Türkiye’nin Doğu Akdeniz’de Yunanistan ve Fransa’yla yaşadığı yaşadığı kriz dünya medyasının gündeminden düşmüyor. ABD merkezli Bloomberg’de Bobby Gosh imzasıyla yayınlanan makalede çarpıcı tespitler yer aldı.

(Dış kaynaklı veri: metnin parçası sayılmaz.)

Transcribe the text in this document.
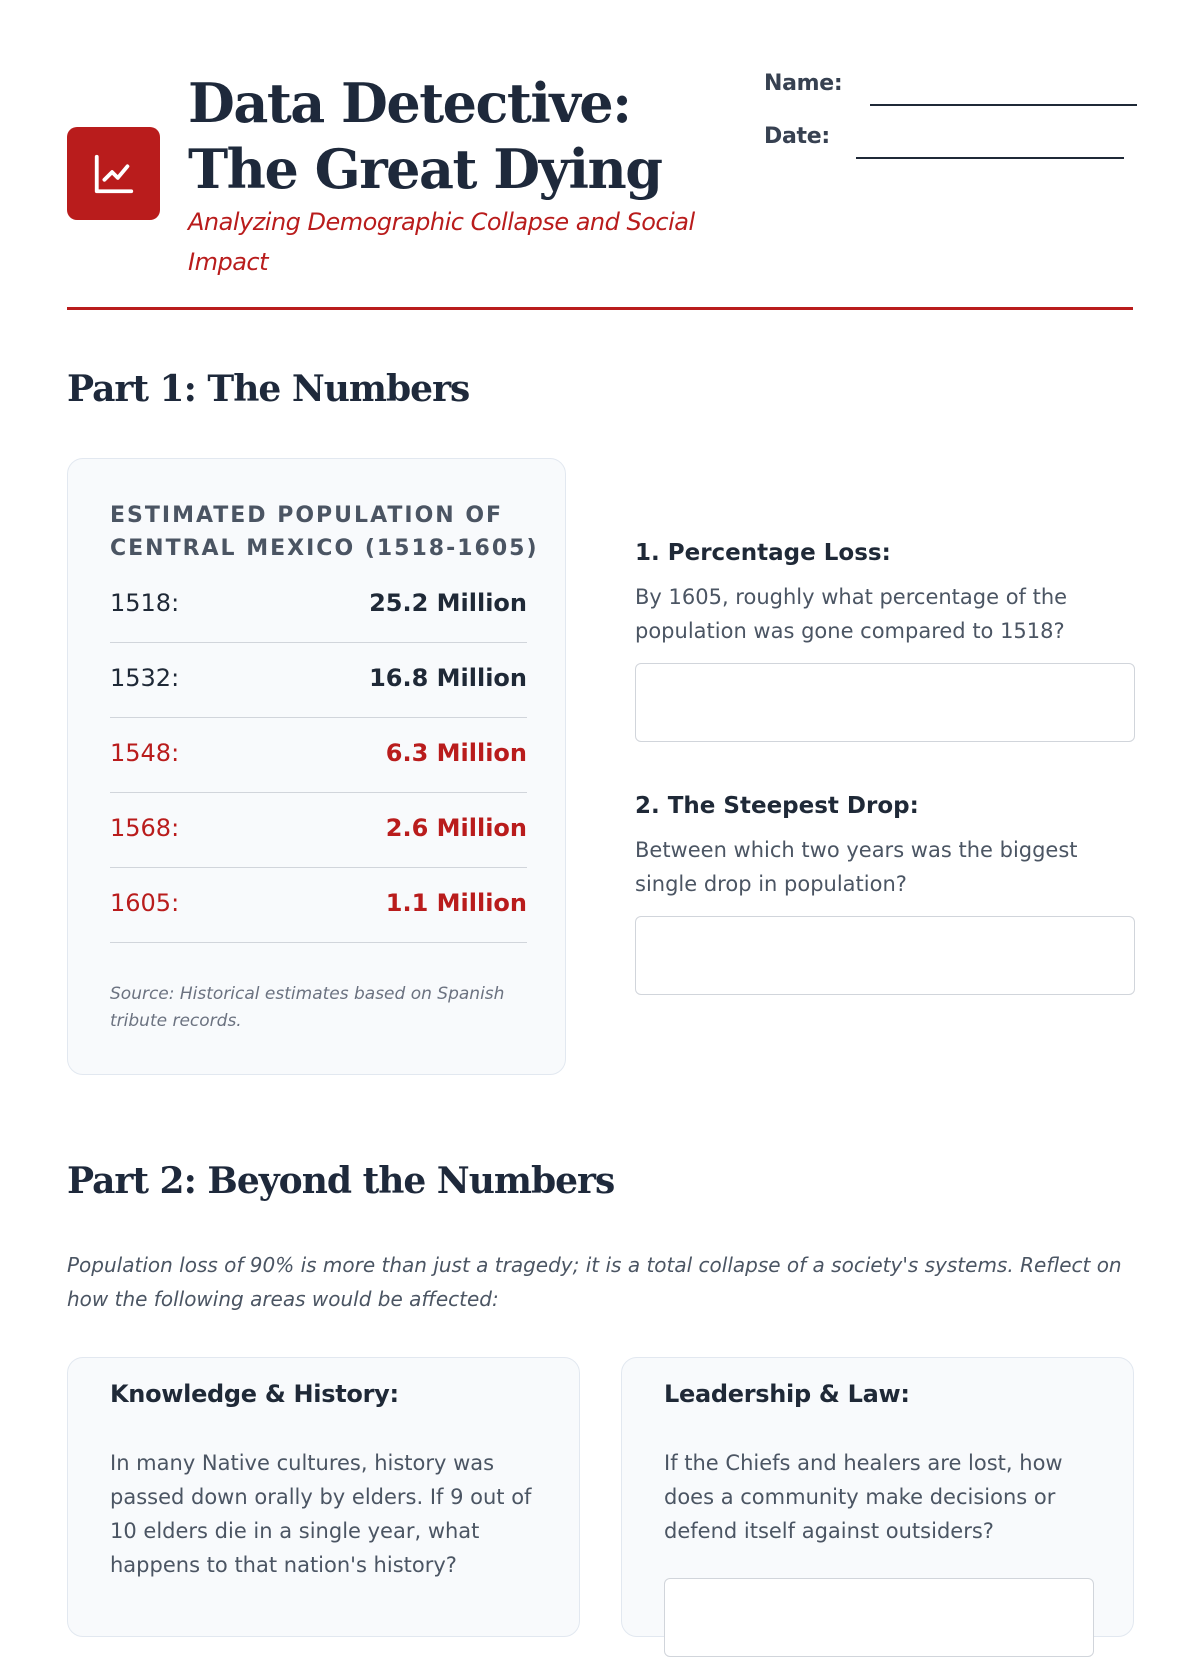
Data Detective: The Great Dying
Analyzing Demographic Collapse and Social Impact
Name:
Date:
Part 1: The Numbers
ESTIMATED POPULATION OF CENTRAL MEXICO (1518-1605)
1518:	25.2 Million
1532:	16.8 Million
1548:	6.3 Million
1568:	2.6 Million
1605:	1.1 Million
Source: Historical estimates based on Spanish tribute records.
1. Percentage Loss:
By 1605, roughly what percentage of the population was gone compared to 1518?
2. The Steepest Drop:
Between which two years was the biggest single drop in population?
Part 2: Beyond the Numbers

Population loss of 90% is more than just a tragedy; it is a total collapse of a society's systems. Reflect on how the following areas would be affected:

Knowledge & History:

In many Native cultures, history was passed down orally by elders. If 9 out of 10 elders die in a single year, what happens to that nation's history?

Leadership & Law:

If the Chiefs and healers are lost, how does a community make decisions or defend itself against outsiders?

Fransa Cumhurbaşkanı Emmanuel Macron’un sert biçimde eleştirildiği yazıda, “Macron, Doğu Akdeniz’deki kriz üzerinden bir kere daha kelamlarıyla Türk mevkidaşına saldırıyor. Fakat bu kelamları Erdoğan’ın gücünü kırmaya yetmeyecek. Kelamlı taarruzları o kadar çok tekrarlandı ki tesirini kaybetti” denildi.
‘ÖNÜNDE İKİ SEÇENEK VAR’
Sözcü’de yer alan habere nazaran, makalenin devamında öne çıkan kısımlar şu biçimde:
– Yalnızca birkaç hafta evvel, Macron kırmızı çizgileri çoktan çizdiğini söylemiş, ‘Türkiye’nin sözlerden değil hareketlerden anladığını’ savunmuştu. Bugüne kadar askeri tatbikatlara katılmak ya da doruklar organize etmek üzere hareketleri ise yalnızca Ankara tarafından daha da küçümsenmesine yol açtı. Macron’un önünde iki seçenek var. Çıtayı yükseltmek ya da susmak.
ERDOĞAN’I VAZGEÇİRMEZ
– Fransa bölgeye daha fazla savaş gemisi gönderebilir. Lakin bir müttefike karşı öteki NATO müttefiklerinin takviyesini bekleyemez. Bu türlü muhtemel bir adım Erdoğan’ın maksatlarından vazgeçerek sondaj ve savaş gemilerini geri çekmesiyle sonuçlanmaz. Trump’ın da Erdoğan’a karşı daha sert tedbirler alması pek mümkün görünmüyor.
MERKEL’E UYMUYOR
– Almanya Başbakanı Angela Merkel, Türkiye ve Yunanistan ortasındaki tansiyona müzakereyle sonuç bulmaya çabalıyor. Her ne kadar AB, Türkiye’ye karşı yaptırımlar uygulanabileceği ihtarında bulunsa da, Merkel’in bunları uygulamaya sokması pek mümkün görünmüyor. Kendisi barışçıl tahlil için çabalarken Macron’un kılıç sallaması, Merkel’in durumuna pek uymuyor.
KELAMLI SAVAŞA SON
– Macron’un ilgilenmesi gereken öbür krizler de var. Ülkede corona virüsü hadiseleri tasa verici biçimde artıyor, pandemiyle tesirli biçimde gayret edemediği tenkitleri yapılıyor. Bu koşullar altında Macron, Doğu Akdeniz’deki uyuşmazlıklar konusundaki kelamlı savaşına bir son vermeli ve konuşmayı Alman Başbakan’a bırakmalı.